Have you ever wanted to attend a conference that was right up your alley, but just couldn’t find a way to get there? Perhaps the flights were too expensive, and you or your employer didn’t feel it was worth the time and money to make the trip. You may have caring obligations where spending multiple days away from home just isn’t feasible. In either case, you would miss the event.
If you’re lucky, the conference may livestream or record the keynote presentations so you could view them online. If attendees are ‘live-tweeting’ at the conference, you might get some idea of what is happening by following the conference hashtag on Twitter. Viewing conferences from afar like this is increasingly possible, as conferences start to broadcast the event online and on social media.
But what if there was a way to ‘be there’, without travelling all that distance? What if you could have a physical presence at the conference, navigate around the venue, attend presentations, and interact with people – all remotely? Telepresence robots are a relatively recent technology that might allow us to do this.

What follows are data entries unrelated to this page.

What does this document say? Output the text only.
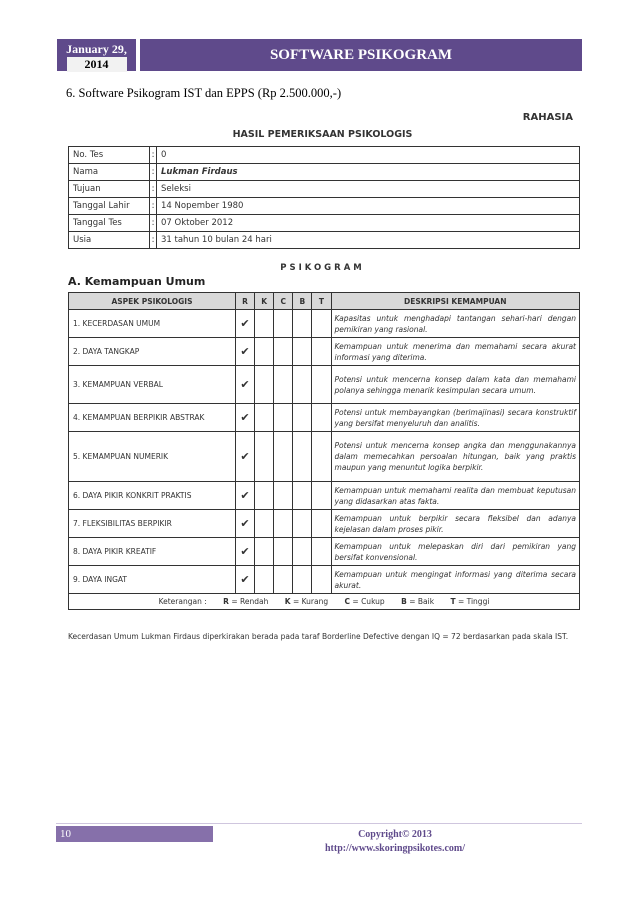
January 29,
2014
SOFTWARE PSIKOGRAM
6. Software Psikogram IST dan EPPS (Rp 2.500.000,-)
RAHASIA
HASIL PEMERIKSAAN PSIKOLOGIS
No. Tes	:	0
Nama	:	Lukman Firdaus
Tujuan	:	Seleksi
Tanggal Lahir	:	14 Nopember 1980
Tanggal Tes	:	07 Oktober 2012
Usia	:	31 tahun 10 bulan 24 hari
PSIKOGRAM
A. Kemampuan Umum
ASPEK PSIKOLOGIS	R	K	C	B	T	DESKRIPSI KEMAMPUAN
1. KECERDASAN UMUM	✔					Kapasitas untuk menghadapi tantangan sehari-hari dengan pemikiran yang rasional.
2. DAYA TANGKAP	✔					Kemampuan untuk menerima dan memahami secara akurat informasi yang diterima.
3. KEMAMPUAN VERBAL	✔					Potensi untuk mencerna konsep dalam kata dan memahami polanya sehingga menarik kesimpulan secara umum.
4. KEMAMPUAN BERPIKIR ABSTRAK	✔					Potensi untuk membayangkan (berimajinasi) secara konstruktif yang bersifat menyeluruh dan analitis.
5. KEMAMPUAN NUMERIK	✔					Potensi untuk mencerna konsep angka dan menggunakannya dalam memecahkan persoalan hitungan, baik yang praktis maupun yang menuntut logika berpikir.
6. DAYA PIKIR KONKRIT PRAKTIS	✔					Kemampuan untuk memahami realita dan membuat keputusan yang didasarkan atas fakta.
7. FLEKSIBILITAS BERPIKIR	✔					Kemampuan untuk berpikir secara fleksibel dan adanya kejelasan dalam proses pikir.
8. DAYA PIKIR KREATIF	✔					Kemampuan untuk melepaskan diri dari pemikiran yang bersifat konvensional.
9. DAYA INGAT	✔					Kemampuan untuk mengingat informasi yang diterima secara akurat.
Keterangan : R = Rendah K = Kurang C = Cukup B = Baik T = Tinggi						
Kecerdasan Umum Lukman Firdaus diperkirakan berada pada taraf Borderline Defective dengan IQ = 72 berdasarkan pada skala IST.
10	Copyright© 2013
http://www.skoringpsikotes.com/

Telepresence robots are wheel based devices equipped with a screen, camera and microphone that can be controlled remotely to move around a remotely located physical space – like a conference hall. Using an app on a smartphone or web-browser based interface, users can see and hear via the robot, and navigate around a space remotely.

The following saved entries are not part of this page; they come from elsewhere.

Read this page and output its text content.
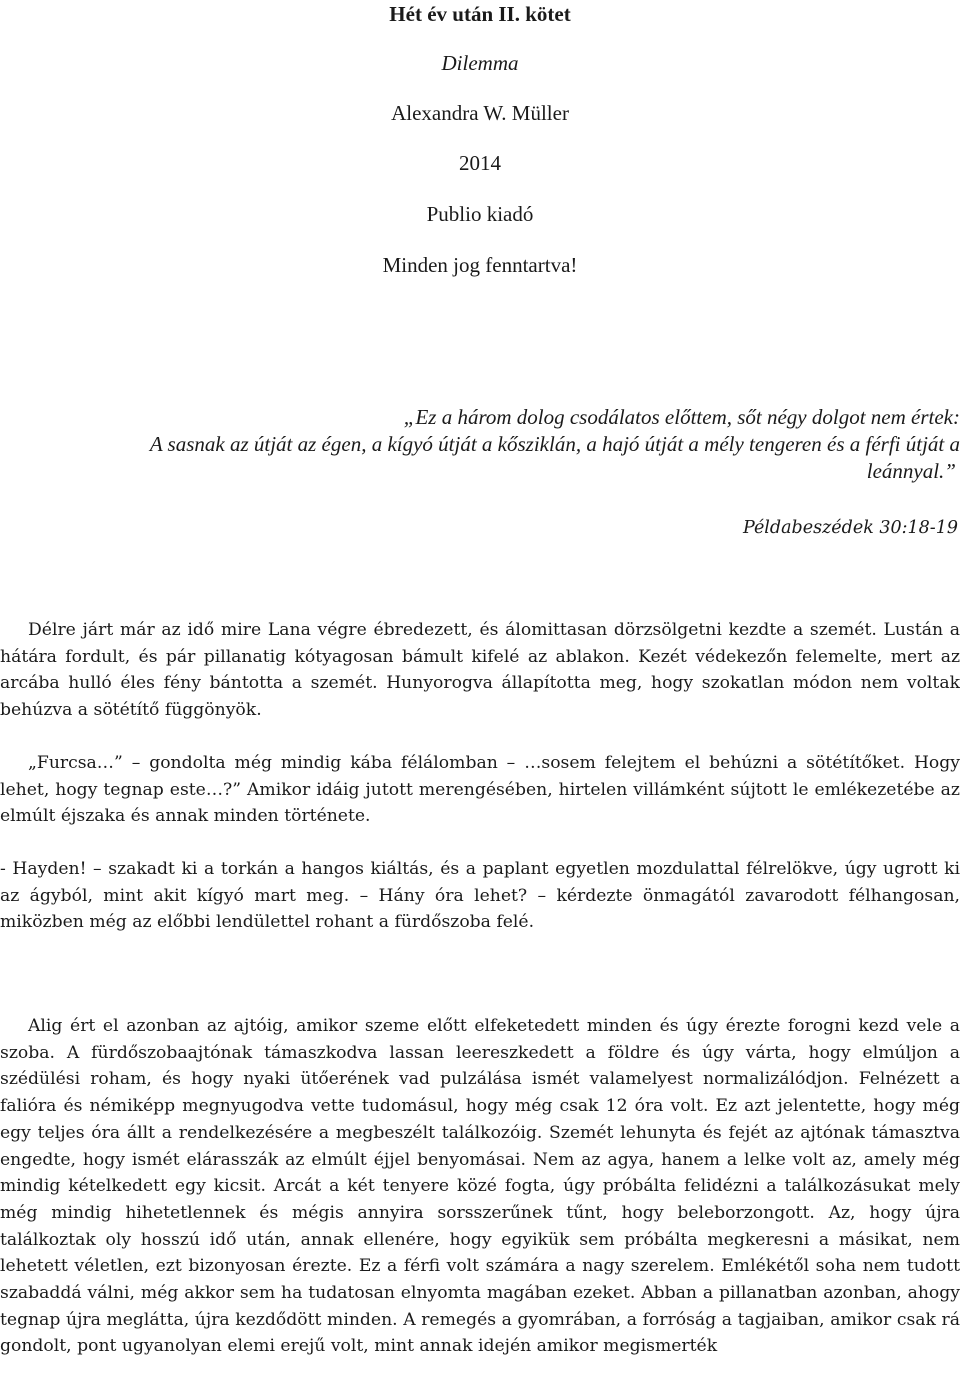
Hét év után II. kötet
Dilemma
Alexandra W. Müller
2014
Publio kiadó
Minden jog fenntartva!
„Ez a három dolog csodálatos előttem, sőt négy dolgot nem értek:
A sasnak az útját az égen, a kígyó útját a kősziklán, a hajó útját a mély tengeren és a férfi útját a
leánnyal.”
Példabeszédek 30:18-19

Délre járt már az idő mire Lana végre ébredezett, és álomittasan dörzsölgetni kezdte a szemét. Lustán a hátára fordult, és pár pillanatig kótyagosan bámult kifelé az ablakon. Kezét védekezőn felemelte, mert az arcába hulló éles fény bántotta a szemét. Hunyorogva állapította meg, hogy szokatlan módon nem voltak behúzva a sötétítő függönyök.

„Furcsa…” – gondolta még mindig kába félálomban – …sosem felejtem el behúzni a sötétítőket. Hogy lehet, hogy tegnap este…?” Amikor idáig jutott merengésében, hirtelen villámként sújtott le emlékezetébe az elmúlt éjszaka és annak minden története.

- Hayden! – szakadt ki a torkán a hangos kiáltás, és a paplant egyetlen mozdulattal félrelökve, úgy ugrott ki az ágyból, mint akit kígyó mart meg. – Hány óra lehet? – kérdezte önmagától zavarodott félhangosan, miközben még az előbbi lendülettel rohant a fürdőszoba felé.

Alig ért el azonban az ajtóig, amikor szeme előtt elfeketedett minden és úgy érezte forogni kezd vele a szoba. A fürdőszobaajtónak támaszkodva lassan leereszkedett a földre és úgy várta, hogy elmúljon a szédülési roham, és hogy nyaki ütőerének vad pulzálása ismét valamelyest normalizálódjon. Felnézett a falióra és némiképp megnyugodva vette tudomásul, hogy még csak 12 óra volt. Ez azt jelentette, hogy még egy teljes óra állt a rendelkezésére a megbeszélt találkozóig. Szemét lehunyta és fejét az ajtónak támasztva engedte, hogy ismét elárasszák az elmúlt éjjel benyomásai. Nem az agya, hanem a lelke volt az, amely még mindig kételkedett egy kicsit. Arcát a két tenyere közé fogta, úgy próbálta felidézni a találkozásukat mely még mindig hihetetlennek és mégis annyira sorsszerűnek tűnt, hogy beleborzongott. Az, hogy újra találkoztak oly hosszú idő után, annak ellenére, hogy egyikük sem próbálta megkeresni a másikat, nem lehetett véletlen, ezt bizonyosan érezte. Ez a férfi volt számára a nagy szerelem. Emlékétől soha nem tudott szabaddá válni, még akkor sem ha tudatosan elnyomta magában ezeket. Abban a pillanatban azonban, ahogy tegnap újra meglátta, újra kezdődött minden. A remegés a gyomrában, a forróság a tagjaiban, amikor csak rá gondolt, pont ugyanolyan elemi erejű volt, mint annak idején amikor megismerték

SUPP researchers at RMIT University have attended several conferences via telepresence robots, as part of a project to understand how these devices might allow people to attend conferences and other similar events remotely, reducing their need for air travel. We are using participant observation to record our experiences of attending the conferences in this way, and comparing it to experiences of attending conferences in-person.
One early general finding is that the experience is ‘not as good as being there, but better than not being there’. At the conferences we have attended, we have had a ‘chaperone’ who would ensure that the robot was operating properly, and to make sure it didn’t run into any trouble.
The technology for telepresence is still developing, and there are various models ranging from about $1500AUD (our model) up to over $10,000AUD. More expensive models appear to have higher quality cameras, better microphones, more sophisticated controls, and live support for troubleshooting.
Some conferences are already offering attendees the option to attend remotely via telepresence robots, for a reduced conference fee. This allowed people who might have inadequate travel funding, visa restrictions, or other difficulties travelling, to experience the conference remotely and have a ‘presence’ at the event.
It will be interesting to see how these devices offer more opportunities to engage an interact with others remotely. Could this become a more accepted and normalised way of attending conferences in the future?